Dissertation Defence: Emotions, Thoughts, Behaviours, and Pain After Spinal Cord Injury
June 11 at 9:00 am - 1:00 pm

Robert C. Buren, supervised by Dr. Kathleen Martin Ginis, will defend their dissertation titled “Emotions, Thoughts, Behaviours, and Pain After Spinal Cord Injury: A Behaviour-First Approach to Neuropathic Pain” in partial fulfillment of the requirements for the degree of Doctor of Philosophy in Kinesiology.
An abstract for Robert C. Buren’s dissertation is included below.
Examinations are open to all members of the campus community as well as the general public. Registration is not required for in-person exams.
Abstract
Chronic neuropathic pain affects most individuals living with spinal cord injury (SCI) and remains one of the most persistent and undertreated consequences of injury. First-line treatments are primarily pharmacological, often providing limited benefit with significant side effects. Despite growing recognition of the role psychosocial and behavioural factors play in pain experience, SCI pain research has remained largely biomedical in its orientation, leaving modifiable targets underexplored and underutilized. This dissertation examined the relationships between emotions, thoughts, behaviours, and pain among adults with SCI across three sequential studies.
Study 1 was a scoping review of cognitive behavioural therapies (CBT) for neuropathic pain. Six CBT modalities were evaluated across five pain etiologies in 20 original studies involving 1,009 participants. A reduction in neuropathic pain was observed in 85% of studies regardless of CBT type or etiology, identifying where the evidence was promising, inconsistent, and gaps remained. Striking heterogeneity in outcome measurement was identified, pointing to a critical need for standardization in the field.

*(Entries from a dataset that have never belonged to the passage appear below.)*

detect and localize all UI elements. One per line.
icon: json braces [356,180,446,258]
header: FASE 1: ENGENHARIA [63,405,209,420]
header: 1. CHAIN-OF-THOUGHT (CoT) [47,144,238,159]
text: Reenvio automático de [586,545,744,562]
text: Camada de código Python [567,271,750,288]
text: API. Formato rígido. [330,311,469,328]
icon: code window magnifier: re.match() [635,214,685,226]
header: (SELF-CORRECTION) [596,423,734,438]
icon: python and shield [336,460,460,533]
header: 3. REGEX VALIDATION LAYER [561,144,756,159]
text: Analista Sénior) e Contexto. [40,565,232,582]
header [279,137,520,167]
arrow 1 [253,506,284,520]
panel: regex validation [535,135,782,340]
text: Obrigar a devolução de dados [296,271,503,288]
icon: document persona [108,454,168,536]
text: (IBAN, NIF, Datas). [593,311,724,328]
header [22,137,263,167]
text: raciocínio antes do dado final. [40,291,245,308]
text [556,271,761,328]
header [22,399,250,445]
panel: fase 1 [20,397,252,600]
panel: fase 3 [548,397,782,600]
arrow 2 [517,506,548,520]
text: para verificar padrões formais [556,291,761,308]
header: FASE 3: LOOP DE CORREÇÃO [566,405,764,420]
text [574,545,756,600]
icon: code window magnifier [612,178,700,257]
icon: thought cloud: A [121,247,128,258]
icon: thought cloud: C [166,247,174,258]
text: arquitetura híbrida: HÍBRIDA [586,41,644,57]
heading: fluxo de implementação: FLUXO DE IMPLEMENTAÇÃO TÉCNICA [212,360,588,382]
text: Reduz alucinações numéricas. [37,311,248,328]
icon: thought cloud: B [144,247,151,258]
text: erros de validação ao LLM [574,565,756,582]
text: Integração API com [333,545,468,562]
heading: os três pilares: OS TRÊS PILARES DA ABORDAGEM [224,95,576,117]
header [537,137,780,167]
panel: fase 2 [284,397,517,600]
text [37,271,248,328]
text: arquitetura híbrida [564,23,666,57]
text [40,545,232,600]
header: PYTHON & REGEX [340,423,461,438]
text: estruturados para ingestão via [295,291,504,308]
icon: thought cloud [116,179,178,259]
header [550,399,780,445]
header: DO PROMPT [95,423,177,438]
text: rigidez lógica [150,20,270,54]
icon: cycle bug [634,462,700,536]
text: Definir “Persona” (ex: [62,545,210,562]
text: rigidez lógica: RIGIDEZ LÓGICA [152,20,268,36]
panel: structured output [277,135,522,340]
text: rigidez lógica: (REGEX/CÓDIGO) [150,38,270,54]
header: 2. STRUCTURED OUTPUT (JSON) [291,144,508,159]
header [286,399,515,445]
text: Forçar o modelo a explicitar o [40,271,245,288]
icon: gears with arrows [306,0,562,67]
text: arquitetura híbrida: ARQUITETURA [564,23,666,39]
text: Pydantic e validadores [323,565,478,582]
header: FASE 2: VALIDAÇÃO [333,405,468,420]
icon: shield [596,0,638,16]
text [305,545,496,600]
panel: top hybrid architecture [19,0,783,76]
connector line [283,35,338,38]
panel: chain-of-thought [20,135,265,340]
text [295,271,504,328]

Study 2 was a national cross-sectional survey of 200 English-speaking adults with SCI that examined psychosocial predictors of pain severity and interference. Psychosocial variables, particularly emotions, significantly predicted pain interference but not severity. Anger and depression emerged as meaningful predictors, explaining substantial variance in interference beyond sociodemographic and injury-related characteristics, and highlighting emotions as modifiable targets for intervention.

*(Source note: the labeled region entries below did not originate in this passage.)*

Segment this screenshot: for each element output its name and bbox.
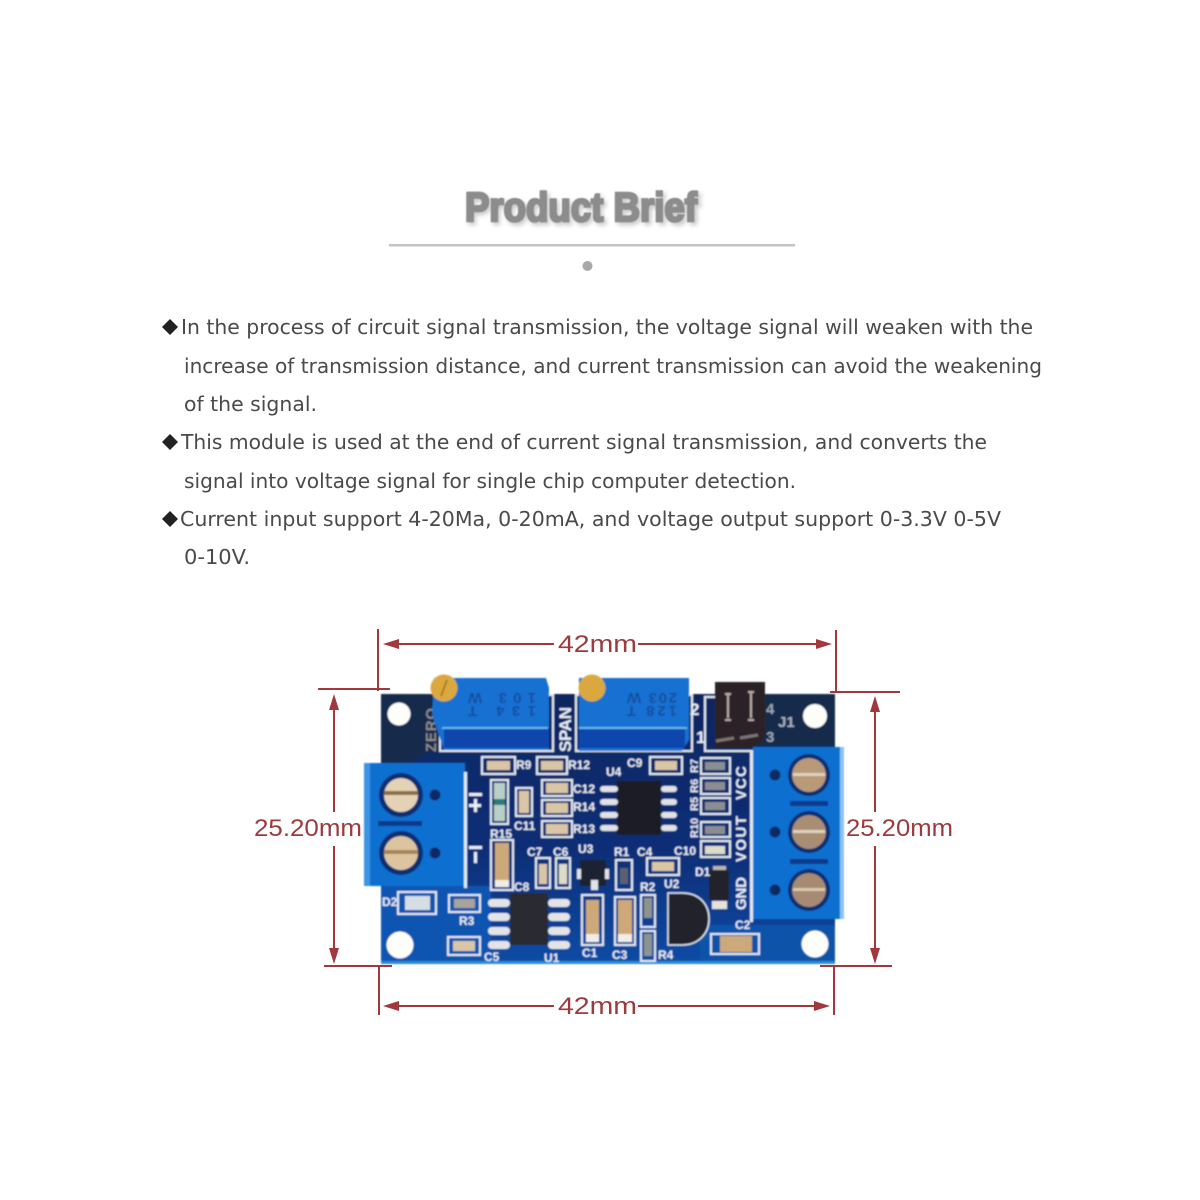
- PCB: [381, 694, 835, 964]
- component designators: R1: [614, 845, 630, 859]
- mounting holes: [386, 702, 828, 958]
- ZERO label: ZERO: [423, 708, 440, 752]
- jumper J1: 3: [766, 729, 774, 746]
- output labels: VOUT: [733, 816, 750, 862]
- potentiometer: span: 203 W: [626, 689, 677, 706]
- bullet 1: of the signal.: [184, 392, 317, 416]
- component designators: D1: [695, 865, 711, 879]
- component designators: C2: [735, 918, 751, 932]
- component designators: R2: [640, 880, 656, 894]
- component designators: U4: [606, 765, 622, 779]
- bullet 3: [162, 507, 1001, 569]
- IC U4: [600, 781, 677, 835]
- potentiometer: zero: [430, 674, 553, 751]
- component designators: R13: [573, 822, 595, 836]
- component designators: C5: [484, 950, 500, 964]
- jumper J1: 2: [690, 700, 699, 719]
- component designators: C9: [627, 756, 643, 770]
- component designators: R9: [516, 758, 532, 772]
- component designators: R15: [490, 827, 512, 841]
- component designators: R14: [573, 800, 595, 814]
- component designators: C11: [514, 819, 536, 833]
- left terminal block: [364, 763, 467, 888]
- title: Product Brief: Product Brief: [465, 184, 697, 230]
- component designators: C4: [637, 845, 653, 859]
- component designators: U2: [664, 877, 680, 891]
- potentiometer: zero: 134 T: [468, 702, 536, 719]
- component designators: R6: [689, 779, 701, 793]
- component designators: R3: [459, 914, 475, 928]
- component designators: C12: [573, 782, 595, 796]
- component designators: R4: [658, 948, 674, 962]
- component designators: R5: [689, 797, 701, 811]
- dimension: right height 25.20mm: [820, 692, 953, 966]
- jumper J1: 4: [766, 701, 775, 718]
- diode D1: [709, 866, 729, 909]
- component designators: R12: [568, 758, 590, 772]
- title divider line: [389, 244, 795, 246]
- bullet 2: [162, 430, 987, 493]
- bullet 1: [162, 315, 1042, 416]
- component designators: U3: [578, 842, 594, 856]
- output labels: [733, 766, 750, 910]
- component designators: R10: [689, 818, 701, 838]
- dimension: top width 42mm: [378, 629, 836, 692]
- dimension: bottom width 42mm: [379, 966, 834, 1020]
- dimension: right height 25.20mm: 25.20mm: [846, 815, 953, 842]
- bullet 3: 0-10V.: [184, 545, 250, 569]
- jumper J1: [690, 682, 795, 751]
- bullet 1: In the process of circuit signal transmission, the voltage signal will weaken with the: [181, 315, 1033, 339]
- component designators: U1: [544, 951, 560, 965]
- output labels: VCC: [733, 766, 750, 800]
- dimension: left height 25.20mm: [254, 689, 392, 966]
- bullet 2: This module is used at the end of current signal transmission, and converts the: [180, 430, 987, 454]
- component designators: C3: [612, 948, 628, 962]
- component designators: C10: [674, 844, 696, 858]
- potentiometer: zero: 103 W: [467, 689, 536, 706]
- jumper J1: 1: [696, 728, 705, 747]
- IC U1: [488, 893, 570, 949]
- circuit board module: [364, 674, 844, 965]
- component designators: D2: [382, 895, 398, 909]
- potentiometer: span: [576, 674, 692, 751]
- component designators: C8: [514, 880, 530, 894]
- SMD resistors and capacitors: [398, 757, 759, 961]
- polarity marks: [469, 793, 482, 863]
- title divider dot: [582, 261, 592, 271]
- dimension: left height 25.20mm: 25.20mm: [254, 815, 362, 842]
- bullet 3: Current input support 4-20Ma, 0-20mA, and voltage output support 0-3.3V 0-5V: [180, 507, 1001, 531]
- component designators: C1: [582, 946, 598, 960]
- component designators: [382, 756, 751, 965]
- right terminal block: [750, 747, 844, 922]
- component designators: R7: [689, 759, 701, 773]
- title: Product Brief: Product Brief: [467, 187, 700, 233]
- regulator U2: [668, 893, 709, 945]
- dimension: bottom width 42mm: 42mm: [558, 993, 637, 1020]
- component designators: C7: [527, 845, 543, 859]
- SPAN label: SPAN: [556, 707, 575, 752]
- bullet 1: increase of transmission distance, and current transmission can avoid the weakening: [184, 354, 1042, 378]
- dimension: top width 42mm: 42mm: [558, 631, 637, 658]
- transistor U3: [577, 860, 609, 890]
- jumper J1: J1: [778, 714, 795, 731]
- output labels: GND: [733, 877, 750, 910]
- potentiometer: span: 128 T: [627, 702, 677, 719]
- component designators: C6: [553, 845, 569, 859]
- text block: product description: [162, 315, 1042, 569]
- bullet 2: signal into voltage signal for single chip computer detection.: [184, 469, 796, 493]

Study 3 evaluated a remotely delivered, behaviour-first self-management intervention facilitated by persons with lived experience of SCI pain. Using an N-of-1 design, individual trajectories and group-level effects were examined across a 10-week program. Twelve adults completed the 10-week program with 100% adherence. Meaningful improvements were observed in tool use, pain severity, interference, catastrophizing, fear of movement, and pain self-efficacy. Effects were strongest for behavioural engagement and psychosocial regulatory processes, supporting these as plausible pathways through which pain reductions occur.
Collectively, these study findings support a behaviour-first approach to SCI neuropathic pain research and care, positioning sustained self-management behaviours and emotions as central rather than secondary to the pain experience. Future work should prioritize controlled replication using randomized N-of-1 designs, longer follow-up, and formal mediation testing of the proposed behavioural and psychosocial pathways.